On our last day in Chiangmai, we picked our passports from the Chinese embassy, visas are sorted yes! Then went on the hunt to find some US dollars, but it took us seven exchangers to find one who had small notes. (Wanted them for the Laos border crossing but in the end we would have got away with using a big note.) Then had lunch with the little cash we had left, 50baht pp (£1). Headed to chill and pack up our freshly laundered clothes, then out to our favourite thai restaurant Lemongrass. We asked Kat to join us but she was waiting on more guests to arrive.
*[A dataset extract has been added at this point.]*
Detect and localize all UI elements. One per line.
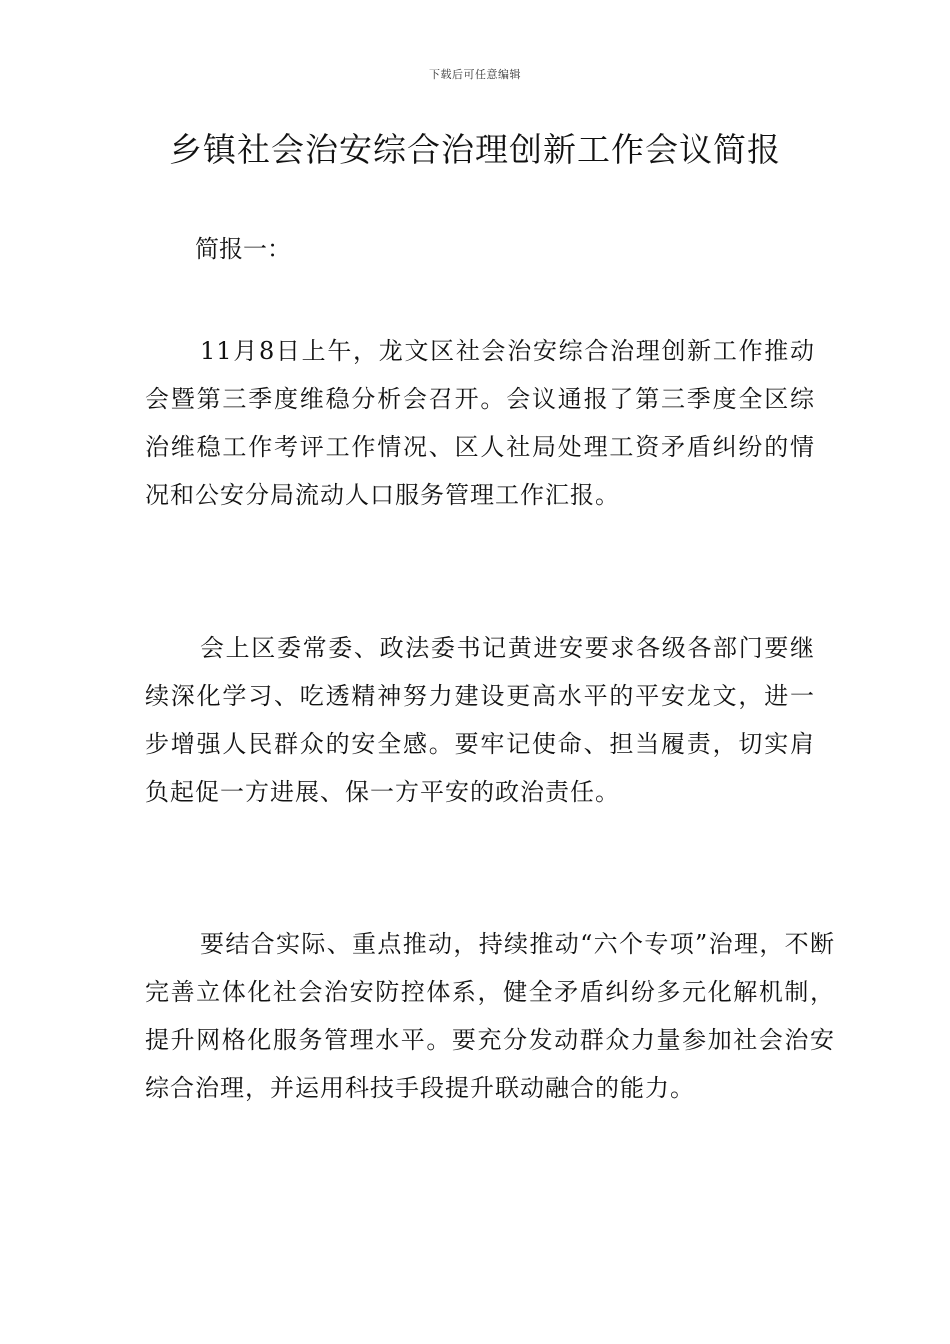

We met a couple of Australian girls outside Aliza and Georgia, and sat with them to have dinner.
The next morning, we posted our present purses home, using what little baht we had left. Our pickup for the next part of the journey was supposed at 10, but waited 1.5 hours for pick up but meant more time with Kat and Happy the dog. We were truly sad to leave this place. The best hospitality we have received on our whole trip. Thanks Kat, Maew and Happy at Vanillaplace.